La mujer salió hecha una furia tras mirarlo por última vez con severa expresión de reconvención. En otras circunstancias su renuencia a colaborar le habría costado mucho más que las uñas, pero no era la primera vez que Brogan perseguía a una presa peligrosa y sabía que la discreción en los inicios le reportaría beneficios al final. Merecía la pena aguantar el tono burlesco de la mujer si al final conseguía el premio. Incluso sin su cooperación había obtenido algo muy valioso, algo que ella no tenía ni idea de haberle dado y que era justamente lo que él buscaba: que la presa no sabría que había encontrado su rastro.

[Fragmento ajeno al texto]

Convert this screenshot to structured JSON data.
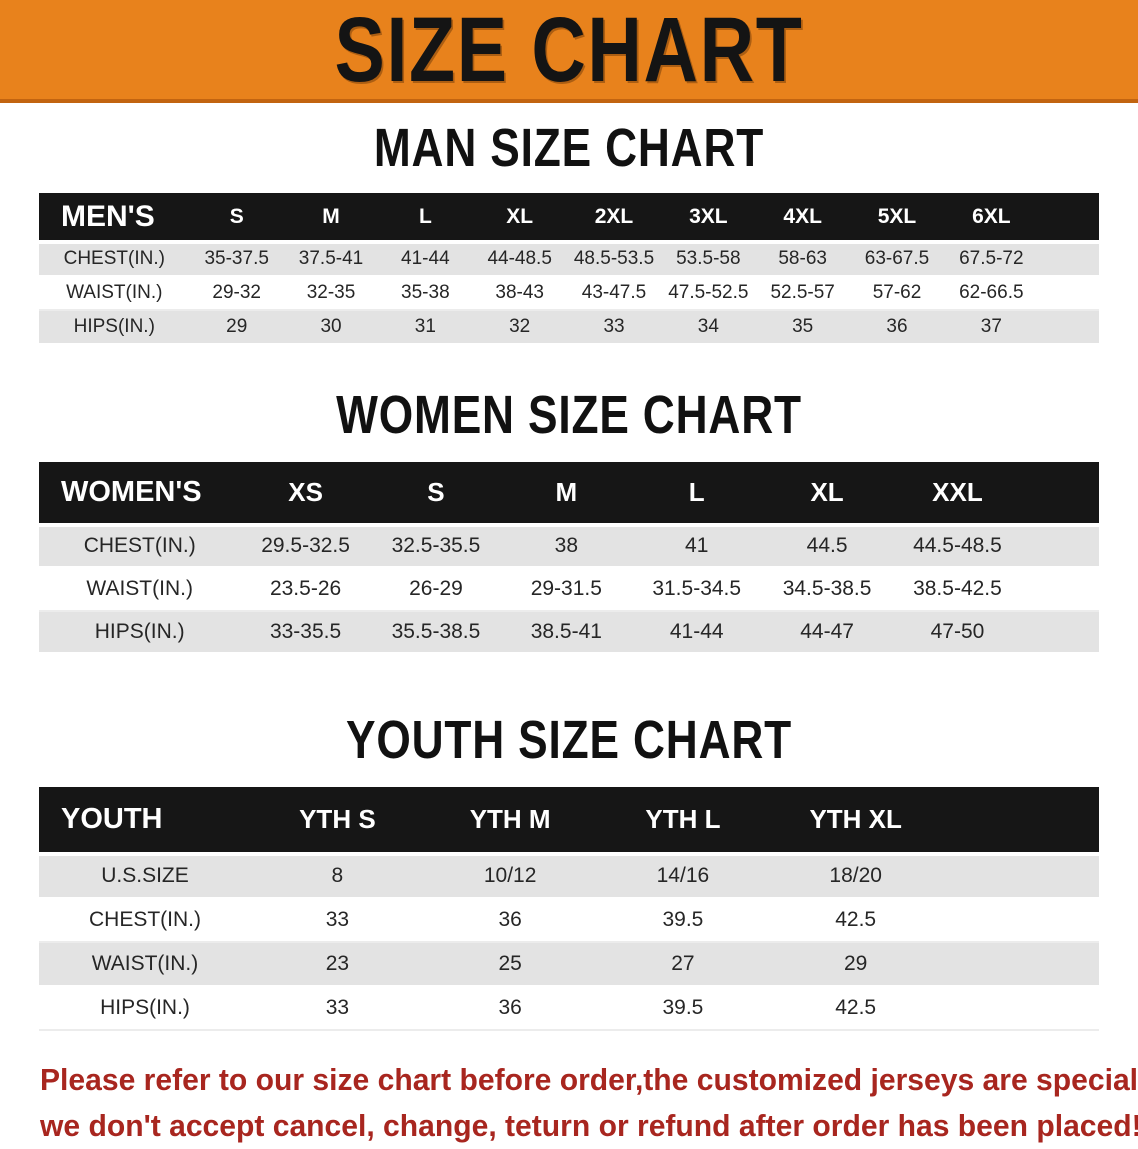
{
  "banner": {
    "title": "SIZE CHART"
  },
  "colors": {
    "banner_bg": "#E8821C",
    "banner_edge": "#C26410",
    "table_header_bg": "#161616",
    "row_stripe": "#E3E3E3",
    "disclaimer_text": "#A8261F"
  },
  "chart_data": [
    {
      "type": "table",
      "title": "MAN SIZE CHART",
      "columns": [
        "MEN'S",
        "S",
        "M",
        "L",
        "XL",
        "2XL",
        "3XL",
        "4XL",
        "5XL",
        "6XL"
      ],
      "rows": [
        [
          "CHEST(IN.)",
          "35-37.5",
          "37.5-41",
          "41-44",
          "44-48.5",
          "48.5-53.5",
          "53.5-58",
          "58-63",
          "63-67.5",
          "67.5-72"
        ],
        [
          "WAIST(IN.)",
          "29-32",
          "32-35",
          "35-38",
          "38-43",
          "43-47.5",
          "47.5-52.5",
          "52.5-57",
          "57-62",
          "62-66.5"
        ],
        [
          "HIPS(IN.)",
          "29",
          "30",
          "31",
          "32",
          "33",
          "34",
          "35",
          "36",
          "37"
        ]
      ]
    },
    {
      "type": "table",
      "title": "WOMEN SIZE CHART",
      "columns": [
        "WOMEN'S",
        "XS",
        "S",
        "M",
        "L",
        "XL",
        "XXL"
      ],
      "rows": [
        [
          "CHEST(IN.)",
          "29.5-32.5",
          "32.5-35.5",
          "38",
          "41",
          "44.5",
          "44.5-48.5"
        ],
        [
          "WAIST(IN.)",
          "23.5-26",
          "26-29",
          "29-31.5",
          "31.5-34.5",
          "34.5-38.5",
          "38.5-42.5"
        ],
        [
          "HIPS(IN.)",
          "33-35.5",
          "35.5-38.5",
          "38.5-41",
          "41-44",
          "44-47",
          "47-50"
        ]
      ]
    },
    {
      "type": "table",
      "title": "YOUTH SIZE CHART",
      "columns": [
        "YOUTH",
        "YTH S",
        "YTH M",
        "YTH L",
        "YTH XL"
      ],
      "rows": [
        [
          "U.S.SIZE",
          "8",
          "10/12",
          "14/16",
          "18/20"
        ],
        [
          "CHEST(IN.)",
          "33",
          "36",
          "39.5",
          "42.5"
        ],
        [
          "WAIST(IN.)",
          "23",
          "25",
          "27",
          "29"
        ],
        [
          "HIPS(IN.)",
          "33",
          "36",
          "39.5",
          "42.5"
        ]
      ]
    }
  ],
  "disclaimer": {
    "line1": "Please refer to our size chart before order,the customized jerseys are special products,",
    "line2": "we don't accept cancel, change, teturn or refund after order has been placed!"
  }
}
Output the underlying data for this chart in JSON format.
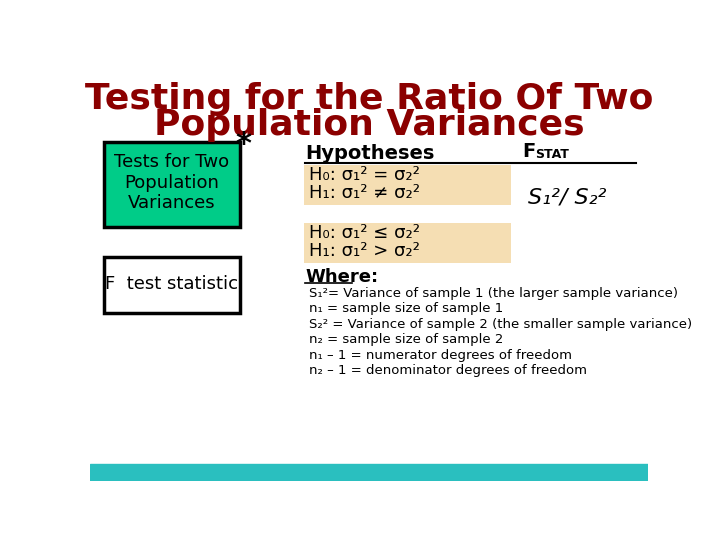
{
  "title_line1": "Testing for the Ratio Of Two",
  "title_line2": "Population Variances",
  "title_color": "#8B0000",
  "title_fontsize": 26,
  "bg_color": "#FFFFFF",
  "bottom_bar_color": "#2ABFBF",
  "box1_bg": "#00CC88",
  "box1_border": "#000000",
  "box1_text": "Tests for Two\nPopulation\nVariances",
  "box2_bg": "#FFFFFF",
  "box2_border": "#000000",
  "box2_text": "F  test statistic",
  "star_text": "*",
  "hypotheses_label": "Hypotheses",
  "fstat_label": "F",
  "fstat_sub": "STAT",
  "hyp_box1_bg": "#F5DEB3",
  "hyp_box2_bg": "#F5DEB3",
  "hyp1_line1": "H₀: σ₁² = σ₂²",
  "hyp1_line2": "H₁: σ₁² ≠ σ₂²",
  "hyp2_line1": "H₀: σ₁² ≤ σ₂²",
  "hyp2_line2": "H₁: σ₁² > σ₂²",
  "fstat_formula": "S₁²/ S₂²",
  "where_label": "Where:",
  "where_lines": [
    "S₁²= Variance of sample 1 (the larger sample variance)",
    "n₁ = sample size of sample 1",
    "S₂² = Variance of sample 2 (the smaller sample variance)",
    "n₂ = sample size of sample 2",
    "n₁ – 1 = numerator degrees of freedom",
    "n₂ – 1 = denominator degrees of freedom"
  ]
}
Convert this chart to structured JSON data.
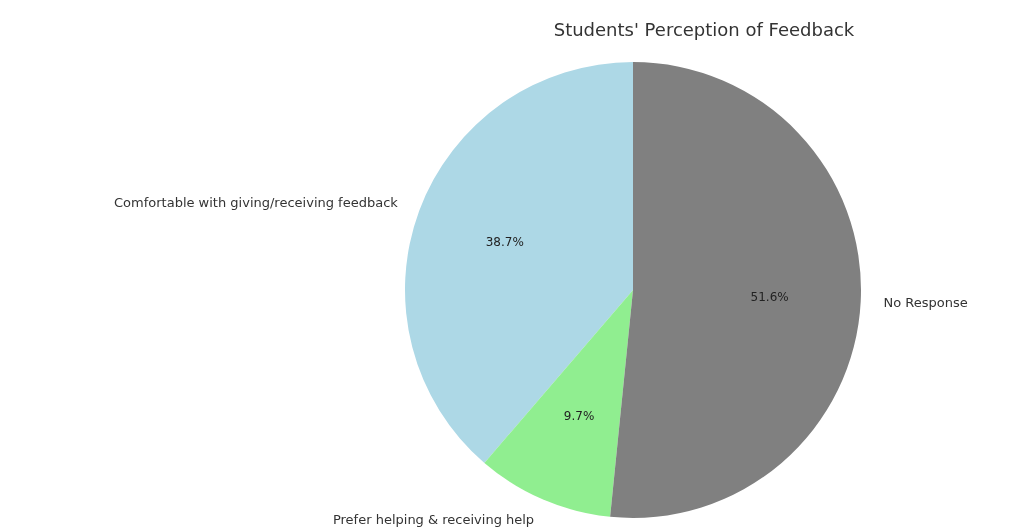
{
  "chart_data": {
    "type": "pie",
    "title": "Students' Perception of Feedback",
    "categories": [
      "Comfortable with giving/receiving feedback",
      "Prefer helping & receiving help",
      "No Response"
    ],
    "values": [
      38.7,
      9.7,
      51.6
    ],
    "colors": [
      "#add8e6",
      "#90ee90",
      "#808080"
    ],
    "value_labels": [
      "38.7%",
      "9.7%",
      "51.6%"
    ]
  }
}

Por fin Brogan se dignó a devolver la brillante mirada de Lunetta.
— Miente, lord general. Dice casi siempre la verdad para que no se note, pero también miente.
Galtero le había conseguido un tesoro.
Tobias se inclinó hacia adelante, muy interesado. Ansiaba saber qué diría Lunetta, oírla expresar en voz alta sus propias sospechas, tener una vez más la confirmación de su talento.
— ¿En qué miente?
— Ha dicho dos mentiras, que guarda tan celosamente como el tesoro de la corona.
— ¿Cuáles? —ordenó con impaciencia.
— Primero, ha mentido al decir que la Madre Confesora ha muerto —respondió Lunetta con una astuta sonrisa.
— ¡Lo sabía! —Tobias dio un puñetazo en la mesa—. Sabía que mentía cuando lo dijo. —Cerró los ojos y dio gracias en silencio al Creador—. ¿Y la otra?
— Ha mentido al decir que la Madre Confesora no huyó. Sabe que la Madre Confesora está viva y que huyó hacia el sudoeste. Todo el resto es verdad.
Brogan había recuperado el buen humor. Se frotó las manos, regocijándose en el calor que generaba. Tenía la suerte del cazador; había encontrado el rastro.
— ¿Has oído lo que he dicho, lord general?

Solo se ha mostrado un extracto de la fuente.